I will admit, as soon as I saw Criminal on this week’s module, I knew I would enjoy the assignment. Phoebe Judge is one of my favorite podcast hosts, and the production quality of Criminal has had me listening since very soon after it was first started. Most of the podcasts I follow are through Radiotopia, the radio production collective that Criminal is produced under. In a way, all of the Radiotopia podcasts have a similar production aesthetic – ambient background music, a host’s voice that is both soothing yet captivating, and interviews that feel like you’re part of the conversation.

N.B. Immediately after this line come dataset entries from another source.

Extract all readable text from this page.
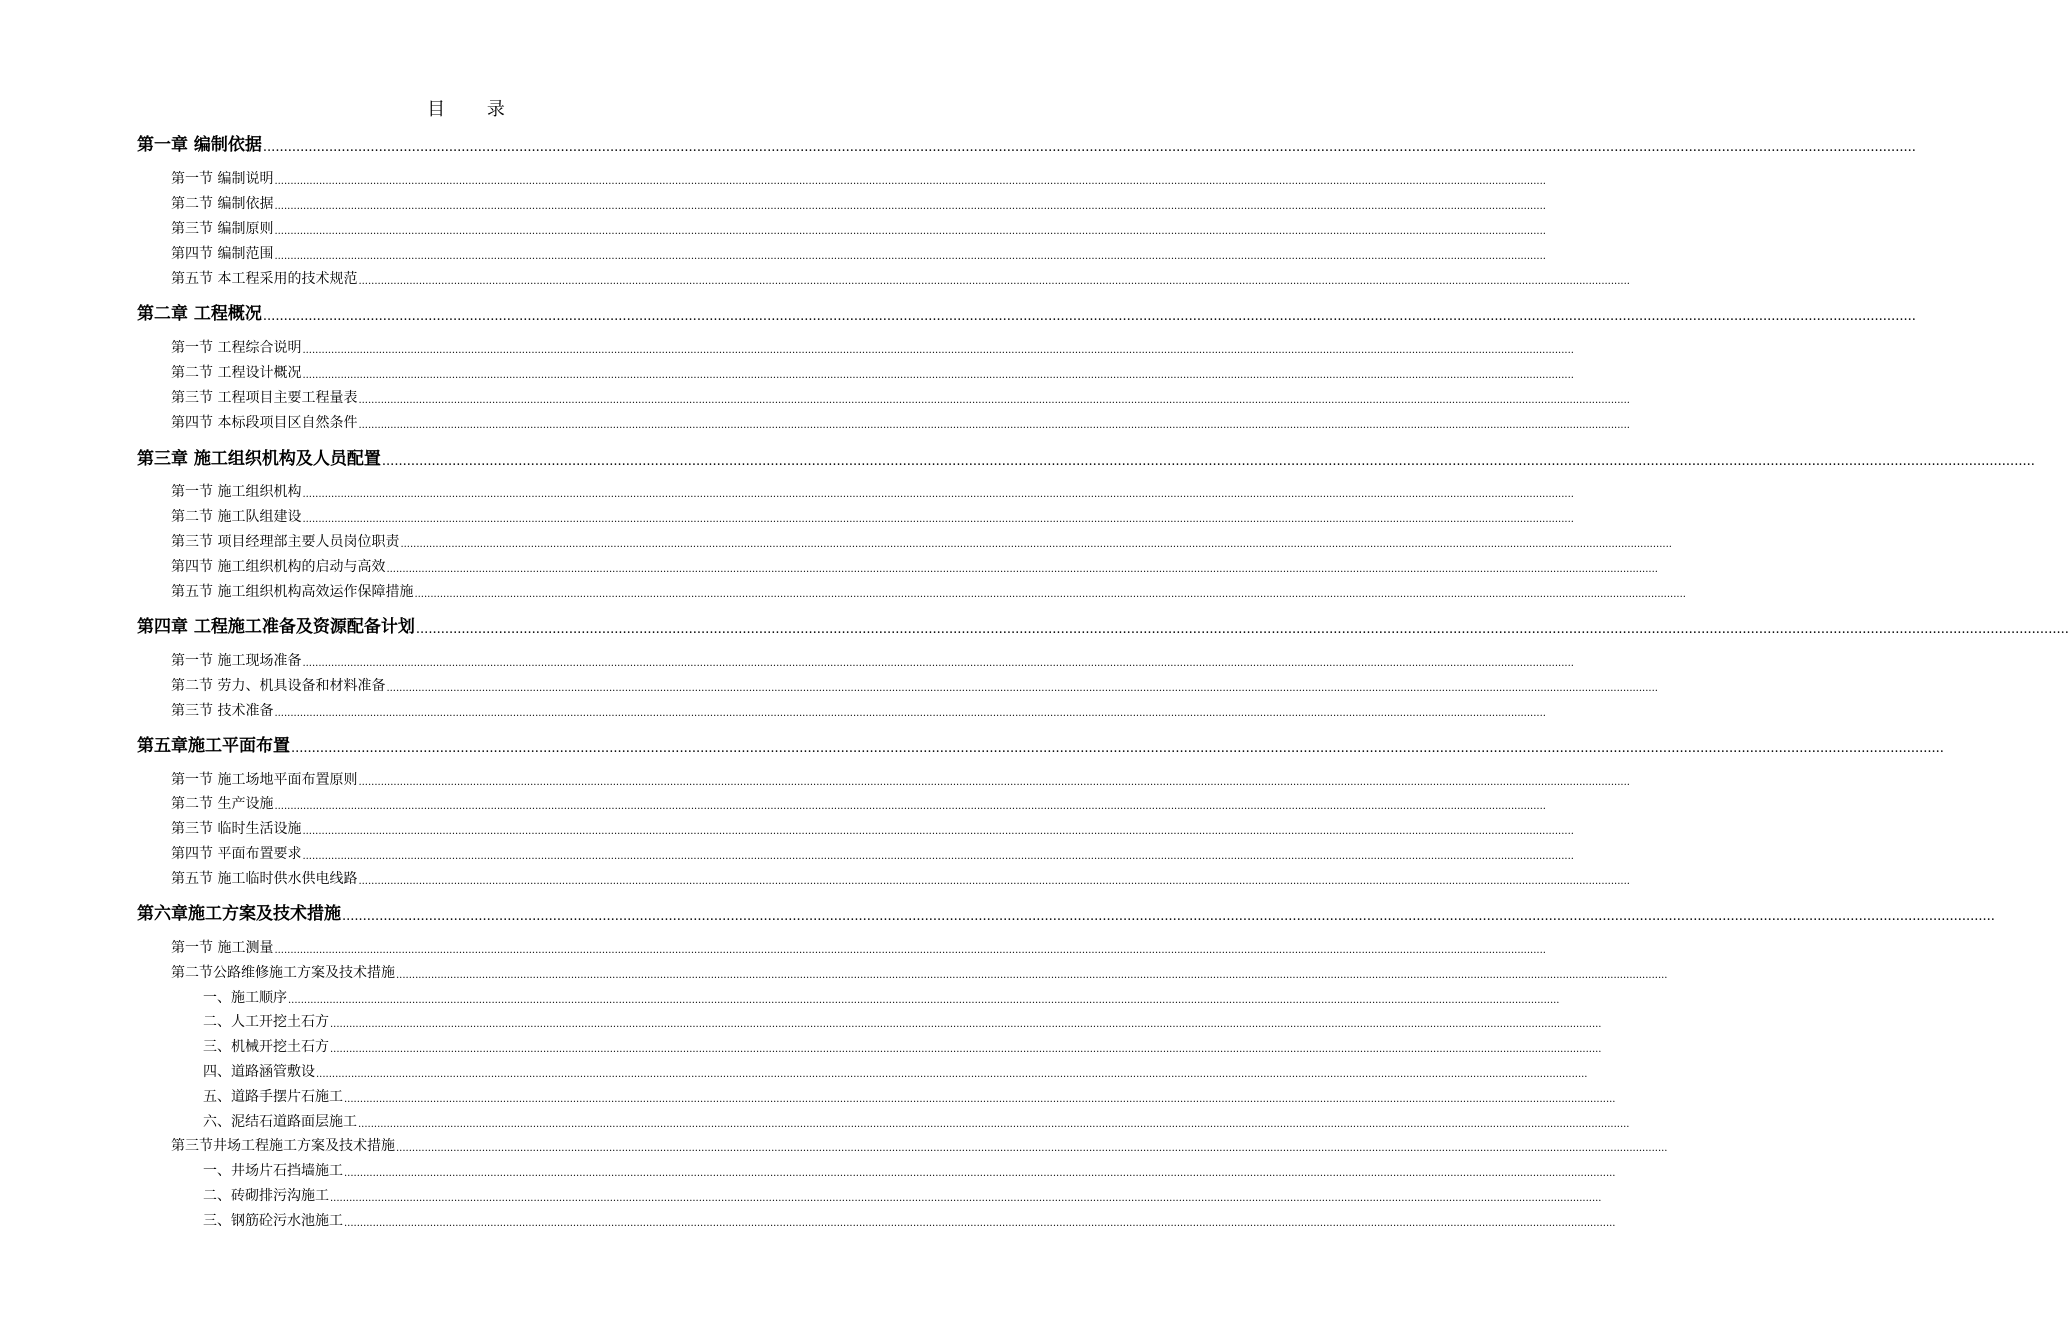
目 录
第一章 编制依据 ................................................................................................................................................................................................................................................................................................................................................................................................................
第一节 编制说明 ................................................................................................................................................................................................................................................................................................................................................................................................................
第二节 编制依据 ................................................................................................................................................................................................................................................................................................................................................................................................................
第三节 编制原则 ................................................................................................................................................................................................................................................................................................................................................................................................................
第四节 编制范围 ................................................................................................................................................................................................................................................................................................................................................................................................................
第五节 本工程采用的技术规范 ................................................................................................................................................................................................................................................................................................................................................................................................................
第二章 工程概况 ................................................................................................................................................................................................................................................................................................................................................................................................................
第一节 工程综合说明 ................................................................................................................................................................................................................................................................................................................................................................................................................
第二节 工程设计概况 ................................................................................................................................................................................................................................................................................................................................................................................................................
第三节 工程项目主要工程量表 ................................................................................................................................................................................................................................................................................................................................................................................................................
第四节 本标段项目区自然条件 ................................................................................................................................................................................................................................................................................................................................................................................................................
第三章 施工组织机构及人员配置 ................................................................................................................................................................................................................................................................................................................................................................................................................
第一节 施工组织机构 ................................................................................................................................................................................................................................................................................................................................................................................................................
第二节 施工队组建设 ................................................................................................................................................................................................................................................................................................................................................................................................................
第三节 项目经理部主要人员岗位职责 ................................................................................................................................................................................................................................................................................................................................................................................................................
第四节 施工组织机构的启动与高效 ................................................................................................................................................................................................................................................................................................................................................................................................................
第五节 施工组织机构高效运作保障措施 ................................................................................................................................................................................................................................................................................................................................................................................................................
第四章 工程施工准备及资源配备计划 ................................................................................................................................................................................................................................................................................................................................................................................................................
第一节 施工现场准备 ................................................................................................................................................................................................................................................................................................................................................................................................................
第二节 劳力、机具设备和材料准备 ................................................................................................................................................................................................................................................................................................................................................................................................................
第三节 技术准备 ................................................................................................................................................................................................................................................................................................................................................................................................................
第五章施工平面布置 ................................................................................................................................................................................................................................................................................................................................................................................................................
第一节 施工场地平面布置原则 ................................................................................................................................................................................................................................................................................................................................................................................................................
第二节 生产设施 ................................................................................................................................................................................................................................................................................................................................................................................................................
第三节 临时生活设施 ................................................................................................................................................................................................................................................................................................................................................................................................................
第四节 平面布置要求 ................................................................................................................................................................................................................................................................................................................................................................................................................
第五节 施工临时供水供电线路 ................................................................................................................................................................................................................................................................................................................................................................................................................
第六章施工方案及技术措施 ................................................................................................................................................................................................................................................................................................................................................................................................................
第一节 施工测量 ................................................................................................................................................................................................................................................................................................................................................................................................................
第二节公路维修施工方案及技术措施 ................................................................................................................................................................................................................................................................................................................................................................................................................
一、施工顺序 ................................................................................................................................................................................................................................................................................................................................................................................................................
二、人工开挖土石方 ................................................................................................................................................................................................................................................................................................................................................................................................................
三、机械开挖土石方 ................................................................................................................................................................................................................................................................................................................................................................................................................
四、道路涵管敷设 ................................................................................................................................................................................................................................................................................................................................................................................................................
五、道路手摆片石施工 ................................................................................................................................................................................................................................................................................................................................................................................................................
六、泥结石道路面层施工 ................................................................................................................................................................................................................................................................................................................................................................................................................
第三节井场工程施工方案及技术措施 ................................................................................................................................................................................................................................................................................................................................................................................................................
一、井场片石挡墙施工 ................................................................................................................................................................................................................................................................................................................................................................................................................
二、砖砌排污沟施工 ................................................................................................................................................................................................................................................................................................................................................................................................................
三、钢筋砼污水池施工 ................................................................................................................................................................................................................................................................................................................................................................................................................
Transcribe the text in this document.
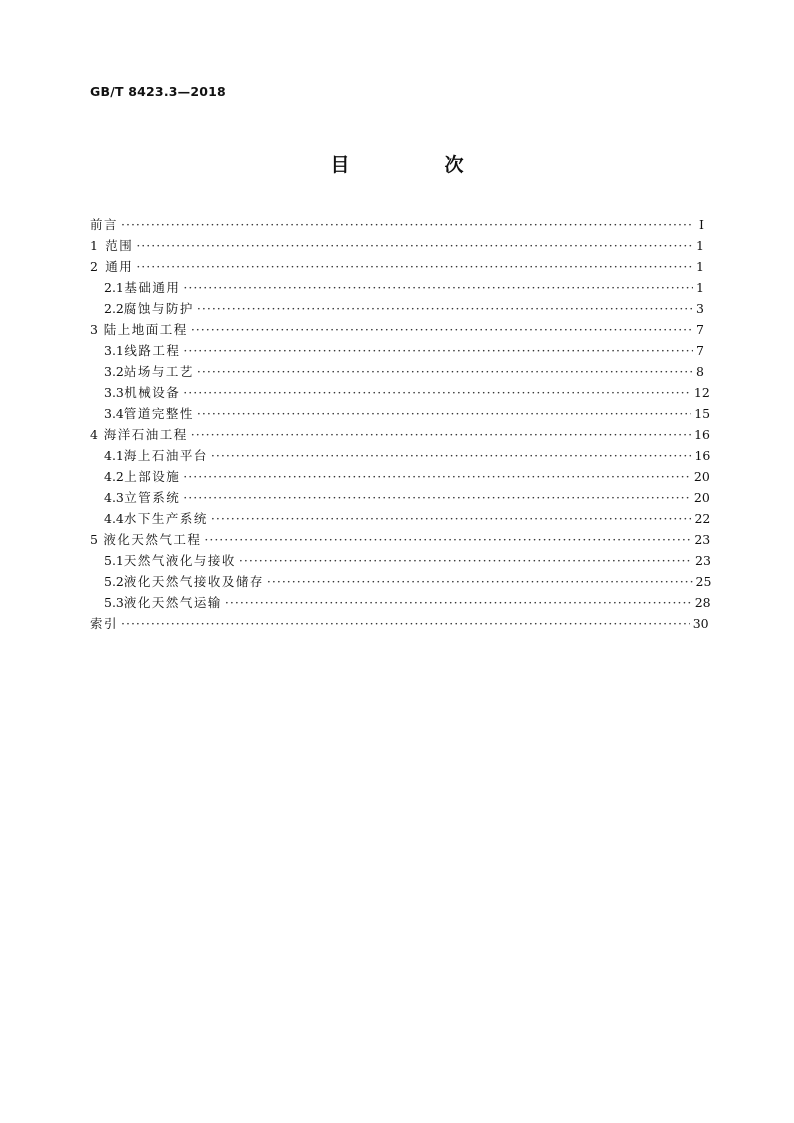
GB/T 8423.3—2018
目　次
前言 ·····	I
1 范围 ·····	1
2 通用 ·····	1
2.1 基础通用 ·····	1
2.2 腐蚀与防护 ·····	3
3 陆上地面工程 ·····	7
3.1 线路工程 ·····	7
3.2 站场与工艺 ·····	8
3.3 机械设备 ·····	12
3.4 管道完整性 ·····	15
4 海洋石油工程 ·····	16
4.1 海上石油平台 ·····	16
4.2 上部设施 ·····	20
4.3 立管系统 ·····	20
4.4 水下生产系统 ·····	22
5 液化天然气工程 ·····	23
5.1 天然气液化与接收 ·····	23
5.2 液化天然气接收及储存 ·····	25
5.3 液化天然气运输 ·····	28
索引 ·····	30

Criminal, and especially this episode, utilizes interviewing as a primary storytelling medium. While some podcasts – and news reporting, and dare I say also the general format of the Radio Play – lean on the narrator to tell the story, Criminal leans into the interviewee’s perspective and explanations to provide a sense of story. While we know the interviewer is asking questions, we as the listener don’t always need to hear them in preface to the answer. Answers can speak for themselves, and guide the story just as well, if not better.
While a Radio Play, or at least the Welles pieces we listened to, tends to focus on the narrator presenting the story setup to the audience, I think it may be applicable to say that the podcast – in this interview format – approaches the dialogue without the assumption of the listener needing a brief before the story begins. While I don’t believe the radio play assumes the audience is unintelligent, I do think that the radio play was limited by its format of generally being a live broadcast. The podcast, being highly edited, stylized, and curated, has the ability to afford its listener the benefit of the doubt - you can’t go back and re-listen to a live broadcast if you miss a detail or misunderstand a statement, whereas in podcasts it is almost commonplace to rewind or skip ahead.